Protein-coding gene in the species Homo sapiens

Nitric oxide synthase 1 (neuronal), also known as NOS1, is an enzyme that in humans is encoded by the NOS1 gene.

== Function ==
Nitric oxide synthases (NOSs) are a family of synthases that catalyze the production of nitric oxide (NO) from L-arginine. NO is a chemical messenger with diverse functions throughout the body depending on its enzymatic source and tissue localization. In the brain and peripheral nervous system, where NOS1 is largely present, NO displays many properties of a neurotransmitter and may be involved in long term potentiation. It is implicated in neurotoxicity associated with stroke and neurodegenerative diseases, neural regulation of smooth muscle, including peristalsis and sphincter relaxation, and penile erection. NO is also responsible for endothelium-derived relaxing factor activity regulating blood pressure as produced from its related enzyme NOS3. In macrophages, NO mediates tumoricidal and bactericidal actions, as produced from its related enzyme NOS2. Various pharmacological inhibitors of NO synthases (NOS) block these effects, but further distinction of their function has been elucidated by animal models in which these specific genes have been inactivated. Neuronal NOS (NOS1), Endothelial NOS (NOS3), and Inducible NOS macrophage NOS are distinct isoforms.
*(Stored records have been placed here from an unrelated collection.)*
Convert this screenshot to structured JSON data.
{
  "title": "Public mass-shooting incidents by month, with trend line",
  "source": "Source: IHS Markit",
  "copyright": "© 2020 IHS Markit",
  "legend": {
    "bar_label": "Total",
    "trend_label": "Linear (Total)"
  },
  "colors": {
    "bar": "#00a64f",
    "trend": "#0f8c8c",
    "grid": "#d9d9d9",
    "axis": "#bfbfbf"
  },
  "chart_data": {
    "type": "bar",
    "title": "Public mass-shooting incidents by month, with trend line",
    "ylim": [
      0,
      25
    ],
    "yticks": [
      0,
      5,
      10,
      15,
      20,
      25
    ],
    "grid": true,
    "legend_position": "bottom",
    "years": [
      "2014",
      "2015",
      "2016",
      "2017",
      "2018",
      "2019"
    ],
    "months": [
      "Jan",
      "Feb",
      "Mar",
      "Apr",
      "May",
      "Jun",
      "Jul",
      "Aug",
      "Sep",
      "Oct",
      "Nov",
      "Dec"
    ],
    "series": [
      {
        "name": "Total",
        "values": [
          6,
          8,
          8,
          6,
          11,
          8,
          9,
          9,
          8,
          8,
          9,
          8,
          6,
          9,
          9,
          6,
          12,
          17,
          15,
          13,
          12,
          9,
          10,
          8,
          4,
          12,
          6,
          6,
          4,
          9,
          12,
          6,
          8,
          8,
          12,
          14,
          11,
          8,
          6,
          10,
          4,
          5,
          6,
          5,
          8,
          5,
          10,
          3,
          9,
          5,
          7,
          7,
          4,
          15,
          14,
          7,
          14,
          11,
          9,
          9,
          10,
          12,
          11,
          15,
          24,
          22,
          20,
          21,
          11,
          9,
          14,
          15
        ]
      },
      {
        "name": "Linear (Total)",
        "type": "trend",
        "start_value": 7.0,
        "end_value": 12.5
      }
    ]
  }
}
Both the neuronal and the macrophage forms are unusual among oxidative enzymes in requiring several electron donors: flavin adenine dinucleotide (FAD), flavin mononucleotide (FMN), NADPH, and tetrahydrobiopterin.

== Clinical significance ==

It has been implicated in asthma, schizophrenia, restless leg syndrome, and psychostimulant neurotoxicity. It has also been investigated with respect to bipolar disorder and air pollution exposure.

== Interactions ==

NOS1 has been shown to interact with DLG4 and NOS1AP.